More firms in the local fashion business are turning to technology in a bid to fend off the challenges of shorter product cycles and rising competition.
The prize is to snare a slice of a lucrative and growing market.
The 3,000 or so apparel and footwear specialist retail outlets here racked up sales of $3.33 billion last year, according to research firm Euromonitor International.
Mr Mark Lee, president of the Textile and Fashion Federation Singapore, told The Straits Times: "As buyers get more demanding, technology is increasingly critical for the fashion industry - not just for designers, but also across the spectrum, including manufacturers, retailers and distributors.
"The shift towards e-commerce has forced many brand owners to adapt and change the way they run their business."
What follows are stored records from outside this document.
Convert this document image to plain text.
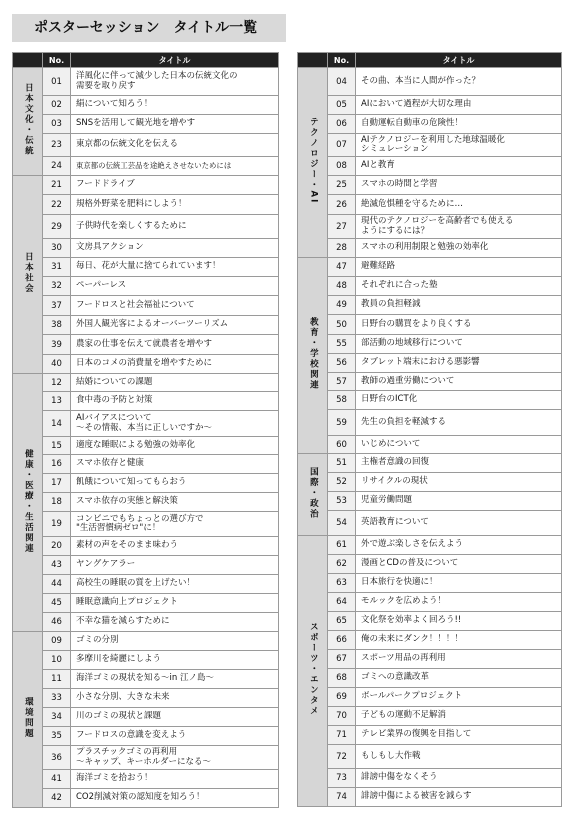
ポスターセッション　タイトル一覧
	No.	タイトル
日本文化・伝統	01	洋風化に伴って減少した日本の伝統文化の
需要を取り戻す

	02	絹について知ろう！

	03	SNSを活用して観光地を増やす

	23	東京都の伝統文化を伝える

	24	東京都の伝統工芸品を途絶えさせないためには

日本社会	21	フードドライブ

	22	規格外野菜を肥料にしよう！

	29	子供時代を楽しくするために

	30	文房具アクション

	31	毎日、花が大量に捨てられています！

	32	ペーパーレス

	37	フードロスと社会福祉について

	38	外国人観光客によるオーバーツーリズム

	39	農家の仕事を伝えて就農者を増やす

	40	日本のコメの消費量を増やすために

健康・医療・生活関連	12	結婚についての課題

	13	食中毒の予防と対策

	14	AIバイアスについて
〜その情報、本当に正しいですか〜

	15	適度な睡眠による勉強の効率化

	16	スマホ依存と健康

	17	飢餓について知ってもらおう

	18	スマホ依存の実態と解決策

	19	コンビニでもちょっとの選び方で
"生活習慣病ゼロ"に！

	20	素材の声をそのまま味わう

	43	ヤングケアラー

	44	高校生の睡眠の質を上げたい！

	45	睡眠意識向上プロジェクト

	46	不幸な猫を減らすために

環境問題	09	ゴミの分別

	10	多摩川を綺麗にしよう

	11	海洋ゴミの現状を知る〜in 江ノ島〜

	33	小さな分別、大きな未来

	34	川のゴミの現状と課題

	35	フードロスの意識を変えよう

	36	プラスチックゴミの再利用
〜キャップ、キーホルダーになる〜

	41	海洋ゴミを拾おう！

	42	CO2削減対策の認知度を知ろう！
	No.	タイトル
テクノロジー・AI	04	その曲、本当に人間が作った？

	05	AIにおいて過程が大切な理由

	06	自動運転自動車の危険性！

	07	AIテクノロジーを利用した地球温暖化
シミュレーション

	08	AIと教育

	25	スマホの時間と学習

	26	絶滅危惧種を守るために…

	27	現代のテクノロジーを高齢者でも使える
ようにするには？

	28	スマホの利用制限と勉強の効率化

教育・学校関連	47	避難経路

	48	それぞれに合った塾

	49	教員の負担軽減

	50	日野台の購買をより良くする

	55	部活動の地域移行について

	56	タブレット端末における悪影響

	57	教師の過重労働について

	58	日野台のICT化

	59	先生の負担を軽減する

	60	いじめについて

国際・政治	51	主権者意識の回復

	52	リサイクルの現状

	53	児童労働問題

	54	英語教育について

スポーツ・エンタメ	61	外で遊ぶ楽しさを伝えよう

	62	漫画とCDの普及について

	63	日本旅行を快適に！

	64	モルックを広めよう！

	65	文化祭を効率よく回ろう!!

	66	俺の未来にダンク！！！！

	67	スポーツ用品の再利用

	68	ゴミへの意識改革

	69	ボールパークプロジェクト

	70	子どもの運動不足解消

	71	テレビ業界の復興を目指して

	72	もしもし大作戦

	73	誹謗中傷をなくそう

	74	誹謗中傷による被害を減らす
Many fashion firms seek to improve productivity and revolutionise their products through technology. Take Matex, a chemical company that specialises in making eco-friendly dyes for the textile industry. In order to give itself a competitive edge, the firm teamed up with Octagon Studios to create a clothing collection known as Curiosity Wear 4D+.
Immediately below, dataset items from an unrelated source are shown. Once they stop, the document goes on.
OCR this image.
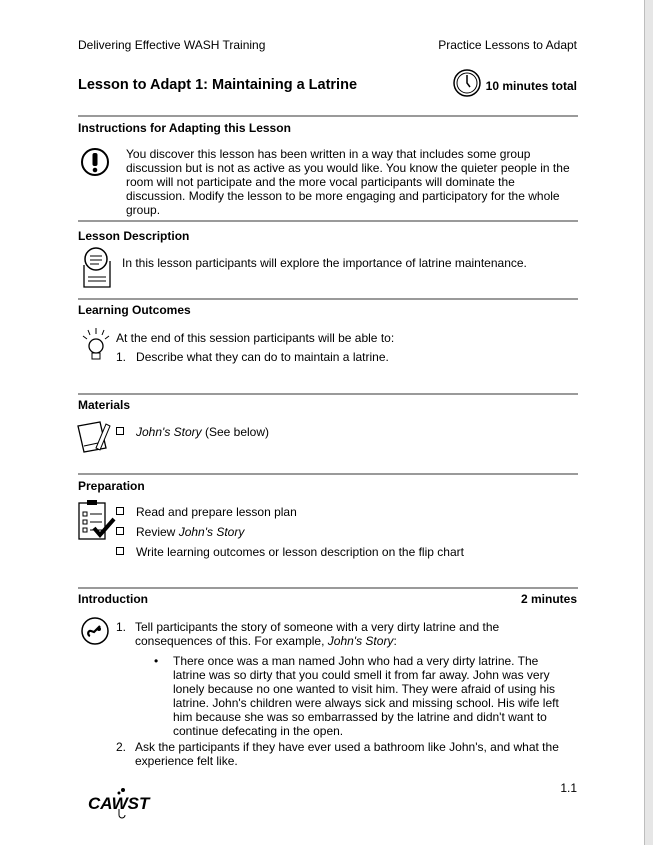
Delivering Effective WASH Training	Practice Lessons to Adapt
Lesson to Adapt 1: Maintaining a Latrine	10 minutes total
Instructions for Adapting this Lesson
You discover this lesson has been written in a way that includes some group discussion but is not as active as you would like. You know the quieter people in the room will not participate and the more vocal participants will dominate the discussion. Modify the lesson to be more engaging and participatory for the whole group.
Lesson Description
In this lesson participants will explore the importance of latrine maintenance.
Learning Outcomes
At the end of this session participants will be able to:
1. Describe what they can do to maintain a latrine.
Materials
John's Story (See below)
Preparation
Read and prepare lesson plan
Review John's Story
Write learning outcomes or lesson description on the flip chart
Introduction	2 minutes
1. Tell participants the story of someone with a very dirty latrine and the consequences of this. For example, John's Story:
• There once was a man named John who had a very dirty latrine. The latrine was so dirty that you could smell it from far away. John was very lonely because no one wanted to visit him. They were afraid of using his latrine. John's children were always sick and missing school. His wife left him because she was so embarrassed by the latrine and didn't want to continue defecating in the open.
2. Ask the participants if they have ever used a bathroom like John's, and what the experience felt like.
1.1
CAWST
The collection, which was launched last November, incorporates augmented reality into the T-shirt designs. This means a four-dimensional version of the print on a shirt can be viewed using a free mobile app called Wear 4D+.
"In such a competitive market, everyone is always asking for the next new thing," said Matex executive director Dro Tan.
"We are one of the first in the world to implement augmented reality on clothes. Beyond style and comfort, this is what gives us the innovative edge."
The brand has three retail outlets in Malaysia selling the 4D T-shirts.
The shirts are also available on the brand's website as well as hobby and specialist sites.
Pleatation, which was founded in 2014, is another local company looking for a competitive edge. It specialises in making pleated items that are often heavily printed. It began a collaboration with print company Epson Singapore in March. Epson helped to digitally print items such as bags using its innovative dye sublimation and direct-to-garment printing technologies.
Unlike traditional screen printing, which is done by hand and can take two to three months, digital printing can be finished in an hour or so. This shortens turnaround time and enables printing in small volumes for customised prints.
Retailers can now have designs on the rack faster and customers can enjoy higher quality and more vibrant designs. Pleatation will incorporate machines next month that will slash the hour-long pleating process by around half.
Pleatation founder Chiang Xiaojun said: "With rising consumer demand, technology needs to be infused as a complementary method of production. However, while we increase our productivity, companies need to ensure that the quality of the product remains."